But Are Marketers the Real Winners Following Last Week's FCC Ruling?
NEW YORK (AdAge.com) -- Though Google got half of what it wanted from the Federal Communications Commission last week in what is the first round of a long game leading to a more open national wireless broadband network, the FCC ruling has significant implications for consumers and carriers whose interests may prove to be at odds with each other -- just as Google hopes to benefit from both.The FCC plans to auction off a chunk of wireless spectrum. Google said it would participate in the auction if the FCC adopted four of its requests; the FCC adopted two. The first said consumers can use any mobile handset with any wireless network they prefer, meaning that certain models of cellphones won't be tied exclusively to one service provider (like the Apple iPhone and AT&T). The second ensures consumers could run any program (including, of course, Google programs) on their mobile devices.
Laying groundwork for Google phone
Already Google has been cozying up to handset makers and carriers to be sure its services would play a starring role on their networks and devices. A long-rumored Google phone could make an appearance as early as 2008, the Wall Street Journal reported last week.
Currently telecom carriers operate like AOL in the early days of the internet, creating so-called walled gardens of content and striking deals with content providers and generating revenue from ad sales in that garden. Sprint and Verizon Wireless have begun to sell ads in their gardens.
"At the end of the day, one thing is clear: Walled gardens don't tend to survive," said John Hadl, CEO of Brand In Hand and a strategic advisor on mobile to Procter & Gamble Co.
Unfortunately for carriers, they don't make money from ads sold on mobile sites outside that garden. An ad on the carrier deck of Sprint for the site Weather.com, for example, would generate revenue for Sprint. But if a Sprint customer went onto the mobile web to see a Weather.com ad, none of that revenue would go to the carrier.
The FCC ruling for the wireless spectrum to be auctioned off could ultimately mean less ad revenue for carriers, but could be a boon to marketers.
Regardless of whether Google or the carriers won this round, for marketers "it's incredibly exciting, you've got these open platforms that allow for developers and marketers to reach consumers in whole new ways," said Craig Daitch, VP-group director of interactive strategy at PHD US. "The choices aren't predetermined for them."
Consumer choice
Allowing people to use their mobile device with any networks is also, in theory, good news for consumers. Already a reality in Europe, in the U.K. consumers have benefited as carriers offer discounts on a wider variety of phones to lure customers to sign contracts. Of course, consumers not wanting to be beholden to a contract can always pay full retail for a phone. Currently, telecom service providers, such as Verizon Wireless and AT&T, spend more than $5 billion a year in measured media, compared with about $200 million from cellphone manufacturers such as Motorola and Nokia.

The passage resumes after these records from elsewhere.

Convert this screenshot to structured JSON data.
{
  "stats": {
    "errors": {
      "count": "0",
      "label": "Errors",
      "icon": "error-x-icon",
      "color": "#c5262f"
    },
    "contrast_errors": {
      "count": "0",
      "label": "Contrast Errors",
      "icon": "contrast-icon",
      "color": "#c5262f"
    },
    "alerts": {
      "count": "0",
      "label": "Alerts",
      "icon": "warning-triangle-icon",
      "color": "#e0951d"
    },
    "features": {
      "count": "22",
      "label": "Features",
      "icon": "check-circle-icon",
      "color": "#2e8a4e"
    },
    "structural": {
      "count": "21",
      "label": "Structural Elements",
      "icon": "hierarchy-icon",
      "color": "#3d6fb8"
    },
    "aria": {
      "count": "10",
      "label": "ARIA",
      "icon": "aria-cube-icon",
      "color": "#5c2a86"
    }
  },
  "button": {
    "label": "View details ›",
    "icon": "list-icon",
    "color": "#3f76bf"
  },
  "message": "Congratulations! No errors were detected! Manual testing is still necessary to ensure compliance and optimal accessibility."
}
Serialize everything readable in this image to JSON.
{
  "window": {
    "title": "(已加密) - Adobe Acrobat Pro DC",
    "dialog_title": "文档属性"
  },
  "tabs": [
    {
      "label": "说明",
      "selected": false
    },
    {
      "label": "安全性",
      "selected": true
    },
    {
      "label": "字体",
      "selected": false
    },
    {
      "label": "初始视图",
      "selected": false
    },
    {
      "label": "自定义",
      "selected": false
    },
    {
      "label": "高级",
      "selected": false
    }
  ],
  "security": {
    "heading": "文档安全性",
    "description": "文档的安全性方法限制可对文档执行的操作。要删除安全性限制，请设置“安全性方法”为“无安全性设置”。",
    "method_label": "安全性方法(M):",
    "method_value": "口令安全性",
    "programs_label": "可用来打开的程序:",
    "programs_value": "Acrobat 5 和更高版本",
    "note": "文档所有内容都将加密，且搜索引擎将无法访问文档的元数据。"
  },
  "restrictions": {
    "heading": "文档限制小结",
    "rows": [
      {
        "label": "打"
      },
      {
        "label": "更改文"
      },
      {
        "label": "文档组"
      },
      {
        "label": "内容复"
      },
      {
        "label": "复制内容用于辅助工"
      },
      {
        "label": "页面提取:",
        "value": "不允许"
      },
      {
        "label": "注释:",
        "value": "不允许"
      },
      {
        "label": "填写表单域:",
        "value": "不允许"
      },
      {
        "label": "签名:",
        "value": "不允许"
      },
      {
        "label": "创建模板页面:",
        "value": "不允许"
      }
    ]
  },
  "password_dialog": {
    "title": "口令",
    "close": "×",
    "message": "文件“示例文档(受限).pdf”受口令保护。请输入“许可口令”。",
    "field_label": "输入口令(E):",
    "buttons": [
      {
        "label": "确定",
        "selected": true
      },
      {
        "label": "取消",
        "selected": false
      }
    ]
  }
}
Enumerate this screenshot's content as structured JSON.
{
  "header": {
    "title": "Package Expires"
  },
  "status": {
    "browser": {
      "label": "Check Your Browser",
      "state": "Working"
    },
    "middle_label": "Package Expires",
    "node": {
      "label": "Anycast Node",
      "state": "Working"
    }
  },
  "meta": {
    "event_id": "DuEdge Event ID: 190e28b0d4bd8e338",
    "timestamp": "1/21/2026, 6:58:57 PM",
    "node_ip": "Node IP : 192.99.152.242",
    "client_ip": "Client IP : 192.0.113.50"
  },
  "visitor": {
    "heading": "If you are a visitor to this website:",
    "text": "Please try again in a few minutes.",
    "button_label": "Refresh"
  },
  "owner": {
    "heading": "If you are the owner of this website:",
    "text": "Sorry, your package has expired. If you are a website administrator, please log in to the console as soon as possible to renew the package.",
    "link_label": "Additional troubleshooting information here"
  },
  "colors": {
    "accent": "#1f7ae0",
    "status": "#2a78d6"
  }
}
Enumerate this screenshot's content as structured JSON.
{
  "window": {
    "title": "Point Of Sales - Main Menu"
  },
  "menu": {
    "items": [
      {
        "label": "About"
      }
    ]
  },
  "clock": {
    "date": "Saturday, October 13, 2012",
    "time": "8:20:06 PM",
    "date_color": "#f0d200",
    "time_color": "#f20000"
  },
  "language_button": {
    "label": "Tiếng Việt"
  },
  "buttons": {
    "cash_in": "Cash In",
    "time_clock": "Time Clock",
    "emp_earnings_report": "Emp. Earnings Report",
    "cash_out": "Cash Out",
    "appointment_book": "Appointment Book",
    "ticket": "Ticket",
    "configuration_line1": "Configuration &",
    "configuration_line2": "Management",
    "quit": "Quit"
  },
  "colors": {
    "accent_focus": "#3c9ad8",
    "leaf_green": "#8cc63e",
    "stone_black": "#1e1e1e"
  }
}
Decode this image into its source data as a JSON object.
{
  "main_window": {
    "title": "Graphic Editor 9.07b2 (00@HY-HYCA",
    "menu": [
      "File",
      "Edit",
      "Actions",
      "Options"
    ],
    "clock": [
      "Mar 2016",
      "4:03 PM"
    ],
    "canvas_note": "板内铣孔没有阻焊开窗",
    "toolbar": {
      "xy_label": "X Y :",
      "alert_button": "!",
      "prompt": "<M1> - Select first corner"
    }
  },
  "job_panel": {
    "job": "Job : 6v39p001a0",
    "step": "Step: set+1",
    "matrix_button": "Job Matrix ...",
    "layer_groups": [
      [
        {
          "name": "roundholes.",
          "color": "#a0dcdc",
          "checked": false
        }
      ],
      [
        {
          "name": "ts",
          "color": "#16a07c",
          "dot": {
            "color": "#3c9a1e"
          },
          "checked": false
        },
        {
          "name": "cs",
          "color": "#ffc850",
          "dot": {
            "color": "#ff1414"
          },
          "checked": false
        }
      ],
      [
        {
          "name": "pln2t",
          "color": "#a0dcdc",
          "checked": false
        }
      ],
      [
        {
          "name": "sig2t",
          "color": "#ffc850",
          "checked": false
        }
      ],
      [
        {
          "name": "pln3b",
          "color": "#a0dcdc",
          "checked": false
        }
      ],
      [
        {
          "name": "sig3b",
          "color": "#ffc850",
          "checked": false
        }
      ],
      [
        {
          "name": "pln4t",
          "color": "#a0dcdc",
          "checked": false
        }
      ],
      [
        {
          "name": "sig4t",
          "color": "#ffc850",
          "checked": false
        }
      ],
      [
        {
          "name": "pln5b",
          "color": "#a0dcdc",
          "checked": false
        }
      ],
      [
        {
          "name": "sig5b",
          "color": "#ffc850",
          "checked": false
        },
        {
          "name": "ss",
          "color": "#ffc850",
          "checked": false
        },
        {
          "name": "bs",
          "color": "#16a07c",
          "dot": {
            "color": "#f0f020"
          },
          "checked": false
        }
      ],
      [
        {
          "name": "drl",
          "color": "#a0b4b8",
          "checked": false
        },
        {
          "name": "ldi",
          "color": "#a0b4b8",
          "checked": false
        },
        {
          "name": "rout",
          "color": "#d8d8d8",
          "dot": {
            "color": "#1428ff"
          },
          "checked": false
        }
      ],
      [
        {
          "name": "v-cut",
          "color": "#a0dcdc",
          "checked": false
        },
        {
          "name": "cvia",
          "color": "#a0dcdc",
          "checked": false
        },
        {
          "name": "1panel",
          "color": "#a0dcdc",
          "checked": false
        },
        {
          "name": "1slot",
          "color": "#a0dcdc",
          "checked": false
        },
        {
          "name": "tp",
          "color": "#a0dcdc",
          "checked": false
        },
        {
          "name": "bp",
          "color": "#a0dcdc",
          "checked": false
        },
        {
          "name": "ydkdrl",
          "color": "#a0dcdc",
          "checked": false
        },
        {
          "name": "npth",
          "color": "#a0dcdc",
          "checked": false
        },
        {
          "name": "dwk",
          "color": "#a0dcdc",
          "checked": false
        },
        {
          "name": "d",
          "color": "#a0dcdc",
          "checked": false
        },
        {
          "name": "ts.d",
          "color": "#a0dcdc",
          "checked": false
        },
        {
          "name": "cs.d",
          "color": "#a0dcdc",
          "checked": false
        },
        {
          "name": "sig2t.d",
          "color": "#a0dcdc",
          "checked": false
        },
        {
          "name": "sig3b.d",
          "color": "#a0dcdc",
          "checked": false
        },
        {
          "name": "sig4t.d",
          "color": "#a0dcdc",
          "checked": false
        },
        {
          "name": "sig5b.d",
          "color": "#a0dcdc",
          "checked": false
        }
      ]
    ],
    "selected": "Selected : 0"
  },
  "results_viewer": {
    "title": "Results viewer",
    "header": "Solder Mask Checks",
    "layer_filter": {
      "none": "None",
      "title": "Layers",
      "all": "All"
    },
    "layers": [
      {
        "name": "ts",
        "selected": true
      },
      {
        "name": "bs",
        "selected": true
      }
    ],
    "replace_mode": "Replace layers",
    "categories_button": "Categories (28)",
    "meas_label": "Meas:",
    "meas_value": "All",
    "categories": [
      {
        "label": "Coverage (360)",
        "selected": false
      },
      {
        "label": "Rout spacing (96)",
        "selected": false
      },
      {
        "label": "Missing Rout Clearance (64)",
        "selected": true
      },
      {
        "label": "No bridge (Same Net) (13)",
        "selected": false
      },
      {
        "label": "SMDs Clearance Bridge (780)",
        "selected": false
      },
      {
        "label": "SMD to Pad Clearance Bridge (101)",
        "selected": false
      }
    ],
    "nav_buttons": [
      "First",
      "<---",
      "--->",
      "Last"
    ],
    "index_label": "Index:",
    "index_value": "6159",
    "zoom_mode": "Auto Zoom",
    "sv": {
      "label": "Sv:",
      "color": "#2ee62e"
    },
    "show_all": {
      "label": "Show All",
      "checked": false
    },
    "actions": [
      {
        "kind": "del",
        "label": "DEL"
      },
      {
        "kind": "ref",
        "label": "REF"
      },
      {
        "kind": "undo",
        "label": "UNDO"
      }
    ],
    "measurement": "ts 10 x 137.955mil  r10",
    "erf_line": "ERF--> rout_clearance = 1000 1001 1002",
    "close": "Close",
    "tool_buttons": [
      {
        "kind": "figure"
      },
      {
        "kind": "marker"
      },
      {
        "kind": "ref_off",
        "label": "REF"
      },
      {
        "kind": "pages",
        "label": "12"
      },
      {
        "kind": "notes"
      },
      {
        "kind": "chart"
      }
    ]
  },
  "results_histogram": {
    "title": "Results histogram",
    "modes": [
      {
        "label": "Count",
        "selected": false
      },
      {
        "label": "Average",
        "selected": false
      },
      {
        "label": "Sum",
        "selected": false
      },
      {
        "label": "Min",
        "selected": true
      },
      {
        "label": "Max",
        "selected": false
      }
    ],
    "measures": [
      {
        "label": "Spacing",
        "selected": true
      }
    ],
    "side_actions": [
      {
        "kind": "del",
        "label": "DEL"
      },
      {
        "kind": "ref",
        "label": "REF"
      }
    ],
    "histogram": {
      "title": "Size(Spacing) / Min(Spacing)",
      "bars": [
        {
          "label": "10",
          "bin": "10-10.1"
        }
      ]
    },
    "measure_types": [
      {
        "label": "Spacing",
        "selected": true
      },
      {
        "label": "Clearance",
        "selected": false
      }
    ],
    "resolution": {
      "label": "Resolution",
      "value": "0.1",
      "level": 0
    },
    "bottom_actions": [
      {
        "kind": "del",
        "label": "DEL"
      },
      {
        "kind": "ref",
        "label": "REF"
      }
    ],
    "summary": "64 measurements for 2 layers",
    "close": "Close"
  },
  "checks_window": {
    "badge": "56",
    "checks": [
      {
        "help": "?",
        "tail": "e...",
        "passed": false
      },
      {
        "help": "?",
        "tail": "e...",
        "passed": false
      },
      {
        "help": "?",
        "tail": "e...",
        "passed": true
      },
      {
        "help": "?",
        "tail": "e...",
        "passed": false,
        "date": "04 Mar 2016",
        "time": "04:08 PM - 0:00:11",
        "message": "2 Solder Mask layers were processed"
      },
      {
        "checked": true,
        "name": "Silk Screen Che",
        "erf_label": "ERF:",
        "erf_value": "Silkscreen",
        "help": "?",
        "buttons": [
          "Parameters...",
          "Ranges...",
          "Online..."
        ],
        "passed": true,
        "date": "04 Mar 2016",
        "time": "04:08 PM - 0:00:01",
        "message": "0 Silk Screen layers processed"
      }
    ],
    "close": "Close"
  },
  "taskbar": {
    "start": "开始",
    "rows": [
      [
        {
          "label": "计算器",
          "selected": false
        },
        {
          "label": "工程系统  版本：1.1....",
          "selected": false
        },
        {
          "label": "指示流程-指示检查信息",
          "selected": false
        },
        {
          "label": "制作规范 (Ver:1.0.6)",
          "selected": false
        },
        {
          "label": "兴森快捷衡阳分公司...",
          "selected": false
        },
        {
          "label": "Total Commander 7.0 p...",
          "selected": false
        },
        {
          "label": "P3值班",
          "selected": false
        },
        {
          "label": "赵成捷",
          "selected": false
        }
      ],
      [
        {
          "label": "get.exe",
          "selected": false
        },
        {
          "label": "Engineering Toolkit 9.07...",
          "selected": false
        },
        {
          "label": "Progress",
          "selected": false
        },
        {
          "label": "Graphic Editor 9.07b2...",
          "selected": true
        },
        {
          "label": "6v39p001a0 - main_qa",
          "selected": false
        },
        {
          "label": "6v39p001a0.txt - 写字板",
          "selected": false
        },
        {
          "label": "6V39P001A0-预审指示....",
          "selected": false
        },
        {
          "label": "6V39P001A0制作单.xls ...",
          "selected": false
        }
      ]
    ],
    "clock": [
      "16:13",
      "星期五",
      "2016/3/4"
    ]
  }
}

Naysayers suggest otherwise. The handset constraints and control of applications are what allow carriers to provide consumers with deals such as free nights and weekends and new phones every two years, John Hodulik, a UBS telecom analyst wrote in a note to investors. "We believe these incentives make it unlikely that the open access requirements as we understand them will have much of an impact on the market."
Victory for wireless
So what didn't Google get? It wanted the FCC to require any carrier buying the spectrum to sell parts of the network to third parties at wholesale rates. It also wanted to remove limits on where the network could be tapped. Many considered the FCC's decision to reject those conditions to be a major victory for the wireless industry.
Because not all of Google's requests were met, it now says it may not choose to enter the auction. Google responded to the decision on its public policy blog: "The Federal Communications Commission made real, if incomplete, progress for consumers this afternoon. Just two months ago, the notion that the FCC would take such a big step forward to give consumers meaningful choice through this auction seemed unlikely at best."